La Guadeloupe vit ce matin son septième jour de grève générale. Pourtant, samedi, après cinq jours de conflit, les principaux partenaires (représentant de l'Etat, conseil général, conseil régional, maires, parlementaires) ont réussi à s'asseoir autour d'une table pour entamer une « discussion » avec les membres représentatifs du collectif Liyannaj kont pwofitasyon.
Après quatre heures de discussions, les échanges ont tourné court suite à une vive altercation entre Jean- Claude Malo, président de l'Association des maires et modérateur de la réunion, et des membres du collectif, sans qu'aucun point de la plate-forme n'ait été abordé.
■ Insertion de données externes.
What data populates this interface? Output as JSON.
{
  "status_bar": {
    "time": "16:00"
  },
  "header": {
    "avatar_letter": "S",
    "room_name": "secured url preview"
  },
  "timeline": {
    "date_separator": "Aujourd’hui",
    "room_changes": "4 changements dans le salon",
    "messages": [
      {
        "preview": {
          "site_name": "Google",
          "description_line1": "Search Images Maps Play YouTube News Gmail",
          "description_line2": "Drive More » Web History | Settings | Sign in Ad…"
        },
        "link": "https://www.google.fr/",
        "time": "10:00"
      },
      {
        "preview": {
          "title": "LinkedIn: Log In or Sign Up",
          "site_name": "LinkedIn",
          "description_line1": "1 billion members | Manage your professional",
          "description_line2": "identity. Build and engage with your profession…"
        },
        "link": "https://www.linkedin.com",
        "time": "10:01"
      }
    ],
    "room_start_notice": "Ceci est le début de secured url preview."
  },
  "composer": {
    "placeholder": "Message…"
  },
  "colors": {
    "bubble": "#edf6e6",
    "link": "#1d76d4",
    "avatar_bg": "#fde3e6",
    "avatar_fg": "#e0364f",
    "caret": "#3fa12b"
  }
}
Or, il est clair que LKP s'installe dans la durée avec son cahier de plus 123 points et il n'entend pas desserrer l'étreinte tant que certaines demandes n'auront pas été satisfaites. Elie Domota l'a dit, il y aura des points à régler à court et plus long terme, parce qu'il relève « d'un nouveau choix de société » . Mais la plate-forme comprend aussi des points à régler dans l'immédiat. Il s'agit de l'augmentation des salaires les plus bas, de la baisse du prix des carburants, de la baisse des produits de première necessité, du prix de l'eau et de la domiciliation en Guadeloupe du paiement des factures des télécommunications et d'EDF.
Sans réponse sur ces points, LKP « exhorte les travailleurs et le peuple de Guadeloupe à poursuivre le mouvement de grève générale et à accentuer la mobilisation tou patou an péyi la dès lundi 26 janvier. »
Dans un communiqué, Elie Domota, au nom du collectif LKP, « appelle les Guadeloupéens à se rendre à la prochaine séance de négociation, aujourd'hui, à 16 heures au WTC. »
Car, samedi, les partenaires se sont quittés à 23 h 25 sans être parvenus à se mettre d'accord sur une méthode de négociation, préalable posé par Liyannaj kont pwofitasyon avant d'aborder les 123 points de la plate-forme présentée par le collectif (LKP) (1).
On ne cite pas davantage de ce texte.